Collaborative Research: CIF: Medium: Group testing for Real-Time Polymerase Chain Reactions: From Primer Selection to Amplification Curve Analysis

Group testing is a screening technique that relies on careful combinatorial mixing and testing of batches of samples. By using group testing instead of individual testing, for most problem settings of practical interest, one is guaranteed significant savings in the number of tests performed and consequently, significant reductions in reporting delays and experimental costs. Group testing is especially desirable when monitoring the spread of infectious diseases such as Covid-19, which requires frequent examinations of massive populations. Although many ad-hoc approaches to group testing for infectious diseases have been put forward, little work has addressed the problem of end-to-end group-testing protocol design, which includes the selection of genetic regions for viral/bacterial identification, mathematical modeling and analysis of the test results and the development of guiding protocols for communal testing strategies. The overarching goals of the project are to determine which group-testing methods can actually mitigate the spread of Covid-19 and other diseases and to what extent, to estimate the reduction in the number of infected individuals achievable through the use of pooled real-time polymerase chain reaction (RT-PCR) tests, and to aid in the employment of Mobile Testing Units that can reach geographically remote regions. Other broader societal impacts include increased readiness for fighting future pandemics and training a new cohort of young researchers on interdisciplinary topics involving machine learning, coding theory and bioinformatics.

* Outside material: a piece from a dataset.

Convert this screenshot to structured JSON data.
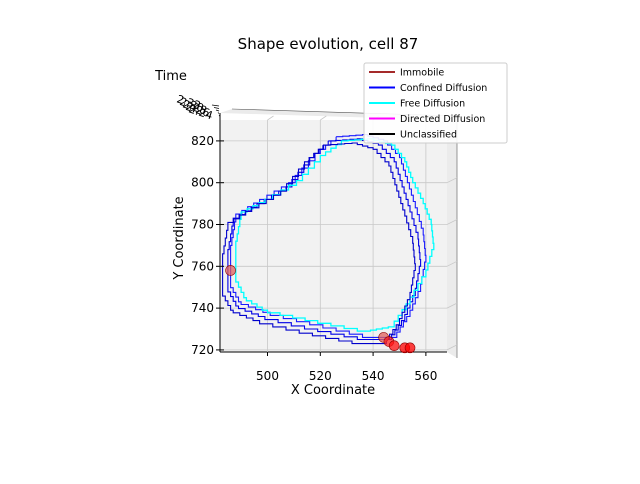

The project aims to develop specialized machine-learning, combinatorial and information-theoretic methods for (a) identifying genomic regions with predictably low-mutation rates that may be used as amplification primers for gold-standard real-time polymerase chain reactions (RT-PCR) and determining best mixing strategies based on the likelihood of infection; (b) developing adequate models for amplification curves generated by RT-PCR and corresponding test-errors; (c) formulating experimental-protocol-specific non-adaptive and adaptive semiquantitative group testing schemes that account for nonbinary test outcomes; (d) addressing the testing issues associated with high-viral load subjects and heavy-hitter communities; and (e) integrating the mathematical techniques developed into an agent-based model for disease spreading and control in order to assess the potential impact of group testing and recommend effective test-quarantine-retest strategies.

This award reflects NSF's statutory mission and has been deemed worthy of support through evaluation using the Foundation's intellectual merit and broader impacts review criteria.